Le conseil ou ses porte-parole devront expliquer clairement que ces options ne font aucun usage de la trésorerie de l’entreprise et que la valeur financière que l’on attribue à cette forme de rémunération est entièrement hypothétique, basée sur une formule mathématique discutable d’ailleurs. Si les nouveaux dirigeants ne réussissent pas à redresser l’entreprise, la valeur de ces options risque d’être de « zéro » !
Dans un contexte de redressement, les premiers dirigeants ne devraient pas recevoir d’unités reliées au prix de l’action autres que des options.

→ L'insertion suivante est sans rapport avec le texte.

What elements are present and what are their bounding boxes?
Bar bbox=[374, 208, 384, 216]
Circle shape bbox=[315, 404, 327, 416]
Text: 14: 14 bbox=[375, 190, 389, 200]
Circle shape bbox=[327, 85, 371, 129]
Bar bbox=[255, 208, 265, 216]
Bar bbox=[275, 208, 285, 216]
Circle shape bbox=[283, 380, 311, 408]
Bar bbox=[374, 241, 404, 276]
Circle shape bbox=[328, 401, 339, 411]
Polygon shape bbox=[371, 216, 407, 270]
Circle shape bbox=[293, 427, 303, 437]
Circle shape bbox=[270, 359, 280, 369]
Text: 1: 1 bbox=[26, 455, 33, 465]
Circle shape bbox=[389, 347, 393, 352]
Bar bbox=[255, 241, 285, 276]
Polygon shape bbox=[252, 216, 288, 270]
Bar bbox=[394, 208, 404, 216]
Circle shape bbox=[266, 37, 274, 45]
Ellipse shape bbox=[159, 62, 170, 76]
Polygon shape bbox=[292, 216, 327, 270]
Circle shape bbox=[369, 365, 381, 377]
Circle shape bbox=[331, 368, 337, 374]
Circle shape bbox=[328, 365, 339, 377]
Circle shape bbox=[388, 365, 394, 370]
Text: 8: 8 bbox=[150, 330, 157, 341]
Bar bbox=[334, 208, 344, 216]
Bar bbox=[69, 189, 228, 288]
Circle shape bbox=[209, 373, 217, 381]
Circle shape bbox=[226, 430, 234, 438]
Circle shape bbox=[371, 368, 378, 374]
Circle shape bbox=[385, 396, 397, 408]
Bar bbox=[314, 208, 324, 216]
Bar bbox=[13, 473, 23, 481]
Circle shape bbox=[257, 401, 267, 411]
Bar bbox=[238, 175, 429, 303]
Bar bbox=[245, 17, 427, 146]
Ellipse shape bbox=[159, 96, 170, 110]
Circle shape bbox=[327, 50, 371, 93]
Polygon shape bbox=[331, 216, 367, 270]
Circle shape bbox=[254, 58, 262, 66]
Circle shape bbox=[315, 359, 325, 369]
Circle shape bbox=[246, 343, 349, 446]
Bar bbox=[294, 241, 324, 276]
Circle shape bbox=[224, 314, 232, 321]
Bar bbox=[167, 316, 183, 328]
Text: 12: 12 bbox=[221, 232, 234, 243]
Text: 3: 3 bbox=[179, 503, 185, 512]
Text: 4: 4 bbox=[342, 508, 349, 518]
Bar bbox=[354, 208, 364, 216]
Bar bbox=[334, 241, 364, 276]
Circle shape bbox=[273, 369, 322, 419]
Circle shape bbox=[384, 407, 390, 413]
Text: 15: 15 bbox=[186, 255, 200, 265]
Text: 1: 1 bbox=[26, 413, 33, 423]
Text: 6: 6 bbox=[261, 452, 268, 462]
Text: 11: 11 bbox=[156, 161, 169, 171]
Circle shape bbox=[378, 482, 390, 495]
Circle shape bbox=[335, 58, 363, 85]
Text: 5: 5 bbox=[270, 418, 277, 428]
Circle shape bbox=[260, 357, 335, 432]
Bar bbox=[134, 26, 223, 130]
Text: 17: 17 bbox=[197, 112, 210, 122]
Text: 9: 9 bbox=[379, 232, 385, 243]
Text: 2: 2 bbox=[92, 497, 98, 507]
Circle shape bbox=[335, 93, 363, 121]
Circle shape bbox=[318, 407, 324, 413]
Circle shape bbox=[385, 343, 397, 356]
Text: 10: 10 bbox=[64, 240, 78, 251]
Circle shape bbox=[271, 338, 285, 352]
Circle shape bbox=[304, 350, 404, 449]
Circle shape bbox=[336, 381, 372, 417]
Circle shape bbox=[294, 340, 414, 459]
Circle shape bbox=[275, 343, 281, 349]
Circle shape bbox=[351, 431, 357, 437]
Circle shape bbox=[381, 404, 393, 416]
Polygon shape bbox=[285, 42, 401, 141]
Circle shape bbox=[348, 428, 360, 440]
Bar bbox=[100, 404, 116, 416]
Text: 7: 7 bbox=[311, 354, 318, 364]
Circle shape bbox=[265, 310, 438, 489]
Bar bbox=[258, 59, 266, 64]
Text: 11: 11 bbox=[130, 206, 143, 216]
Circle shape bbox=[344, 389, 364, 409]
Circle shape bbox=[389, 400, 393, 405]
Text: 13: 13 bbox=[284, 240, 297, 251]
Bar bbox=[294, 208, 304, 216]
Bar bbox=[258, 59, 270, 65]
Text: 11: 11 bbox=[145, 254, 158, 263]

En ce qui concerne les membres de la direction d’expertise plus technique et recrutés dans le cadre du redressement, le conseil doit expliquer que leur rémunération a été établie au niveau nécessaire pour les attirer et assurer leur rétention. Leur programme de rémunération devrait comporter une forte composante variable attribuée au moment de se joindre à l’entreprise seulement.
En somme, dans un contexte de redressement parfois avec retentissement social et politique, le conseil d’administration doit concevoir des programmes de rémunération inédits et sensibles à ces réalités.
Un porte-parole du conseil, son président ou, si celui-ci est en cause, l’administrateur principal, doit défendre les décisions du conseil sur les tribunes médiatiques. Contrairement à la pratique ayant cours au Royaume-Uni, où le président du conseil devient le principal porteparole de la société pour tout ce qui relève de la gouvernance, les conseils d’administration nord-américains adoptent à tort une posture effacée et s’absentent de la scène médiatique quand l’entreprise dont ils assument la gouvernance est soumise à des critiques.
Établir une juste rémunération pour les dirigeants d’entreprise est devenu une sorte de noeud gordien
(Les opinions exprimées dans ce texte n’engagent que leurs auteurs.)